自筆証書遺言は全文自筆で
この記事を書いたのは:松波克英
相続、不倫、冤罪逮捕などをテーマ
2012年12月4日(火)の夜7時からフジTV系で、「あなたの知るかもしれない世界 全て実話今夜アナタも当事者に 日常の万が一描く恐怖のバラエティー」という番組があったので、ビデオ録画しておいて見ました(深夜、家で仕事をしながら、ビデオを倍速で見る(というよりも流す)のが習慣になっています)。
相続、不倫、冤罪逮捕などをテーマに、実話を基にしたというドラマを流して出演者がコメントするバラエティ番組でした。
いくつかおかしい場面はあったのですが、最も笑えたのは、「兄嫁VS妹ドロ沼遺産争い」というドラマで、亡父が書いたとする2つの自筆証書(公正証書ではない)遺言が兄と妹から出され、そこに立ち会った行政書士が、妹から出された遺言の方が日付が後だから効力が優先すると意見を述べた場面でした。
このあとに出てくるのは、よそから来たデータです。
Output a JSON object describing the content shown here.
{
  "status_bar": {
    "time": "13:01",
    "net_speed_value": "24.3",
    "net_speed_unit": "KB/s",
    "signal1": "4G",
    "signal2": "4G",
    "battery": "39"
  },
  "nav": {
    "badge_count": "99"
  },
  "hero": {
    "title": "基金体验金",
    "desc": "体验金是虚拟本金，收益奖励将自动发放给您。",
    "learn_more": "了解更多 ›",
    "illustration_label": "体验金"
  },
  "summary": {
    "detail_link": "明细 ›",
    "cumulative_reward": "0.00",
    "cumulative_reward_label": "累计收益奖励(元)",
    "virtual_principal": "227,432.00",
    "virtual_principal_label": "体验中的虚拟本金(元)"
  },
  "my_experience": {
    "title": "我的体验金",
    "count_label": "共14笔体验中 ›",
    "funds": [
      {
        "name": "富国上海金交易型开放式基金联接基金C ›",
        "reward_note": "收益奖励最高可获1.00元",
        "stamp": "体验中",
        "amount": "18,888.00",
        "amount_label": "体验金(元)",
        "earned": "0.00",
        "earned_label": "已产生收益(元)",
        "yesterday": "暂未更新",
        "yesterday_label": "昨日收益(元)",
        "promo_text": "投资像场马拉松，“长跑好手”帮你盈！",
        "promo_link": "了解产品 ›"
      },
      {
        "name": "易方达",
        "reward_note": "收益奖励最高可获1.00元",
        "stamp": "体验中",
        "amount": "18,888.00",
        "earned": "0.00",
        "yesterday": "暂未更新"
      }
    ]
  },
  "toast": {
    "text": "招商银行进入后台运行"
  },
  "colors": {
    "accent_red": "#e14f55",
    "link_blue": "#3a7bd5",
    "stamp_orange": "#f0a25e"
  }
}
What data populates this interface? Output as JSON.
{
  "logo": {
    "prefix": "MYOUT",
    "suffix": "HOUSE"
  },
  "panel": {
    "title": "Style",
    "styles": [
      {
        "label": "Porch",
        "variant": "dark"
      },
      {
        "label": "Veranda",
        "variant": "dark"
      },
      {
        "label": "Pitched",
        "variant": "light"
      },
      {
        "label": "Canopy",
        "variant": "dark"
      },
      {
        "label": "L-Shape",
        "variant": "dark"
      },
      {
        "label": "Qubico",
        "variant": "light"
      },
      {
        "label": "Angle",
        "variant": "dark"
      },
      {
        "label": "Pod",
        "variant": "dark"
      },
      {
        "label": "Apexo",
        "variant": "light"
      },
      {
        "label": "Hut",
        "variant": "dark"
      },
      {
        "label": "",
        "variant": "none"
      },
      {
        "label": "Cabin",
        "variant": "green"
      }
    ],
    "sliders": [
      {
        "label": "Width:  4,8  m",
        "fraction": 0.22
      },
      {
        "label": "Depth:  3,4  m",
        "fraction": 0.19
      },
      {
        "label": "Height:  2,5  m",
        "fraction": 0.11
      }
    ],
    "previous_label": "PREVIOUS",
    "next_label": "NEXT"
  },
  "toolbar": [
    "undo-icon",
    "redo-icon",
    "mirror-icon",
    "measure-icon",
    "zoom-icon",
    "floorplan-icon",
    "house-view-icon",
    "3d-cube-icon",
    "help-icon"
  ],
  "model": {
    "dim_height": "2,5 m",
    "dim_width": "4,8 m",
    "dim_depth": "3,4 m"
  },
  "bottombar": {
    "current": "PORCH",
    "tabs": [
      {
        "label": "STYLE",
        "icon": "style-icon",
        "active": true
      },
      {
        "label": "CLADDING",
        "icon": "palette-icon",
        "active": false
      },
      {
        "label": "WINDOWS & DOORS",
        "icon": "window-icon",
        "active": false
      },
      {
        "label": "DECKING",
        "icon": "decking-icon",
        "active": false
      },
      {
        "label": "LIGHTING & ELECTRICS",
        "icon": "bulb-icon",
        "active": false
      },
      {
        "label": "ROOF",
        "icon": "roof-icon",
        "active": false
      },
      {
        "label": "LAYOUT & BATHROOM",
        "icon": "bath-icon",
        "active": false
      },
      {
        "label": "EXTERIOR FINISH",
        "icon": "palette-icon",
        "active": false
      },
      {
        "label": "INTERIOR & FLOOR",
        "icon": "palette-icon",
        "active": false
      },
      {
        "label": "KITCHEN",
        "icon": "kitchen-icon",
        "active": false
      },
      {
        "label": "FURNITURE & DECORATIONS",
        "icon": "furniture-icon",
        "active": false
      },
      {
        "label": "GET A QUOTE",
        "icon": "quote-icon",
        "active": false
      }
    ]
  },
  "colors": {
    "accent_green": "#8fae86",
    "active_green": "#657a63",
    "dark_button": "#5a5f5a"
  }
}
その遺言はパソコンで本文が打ってあり、サインだけ自筆になっていました。
しかし、自筆証書は全文が自筆でないといけません。したがって、行政書士は、遺言は自筆ではないから無効ですという意見をまずもって述べるべきですよね。
行政書士のアドバイスは明らかに誤っています。
この番組の意図は、行政書士に頼むと間違った結果になってしまいますよ(まじめな行政書士さんすみません!!)、ということを、暗にアピールしようとしていたのかと皮肉りたくなる内容でした(当然のことながら、そのようなコメントはなく、行政書士の誤りは最後まで訂正されませんでした)。
以前にも、行政書士が弁護士法違反の行為を堂々とやっているテレビドラマ(カバチタレとか、特上カバチ)が、問題になりましたが、このドラマでも、何で行政書士が立ち会うことができるのかという点も疑問でした。
法律問題は、法律専門家である弁護士に依頼することが大切であることを改めてアピールする必要を痛感しました。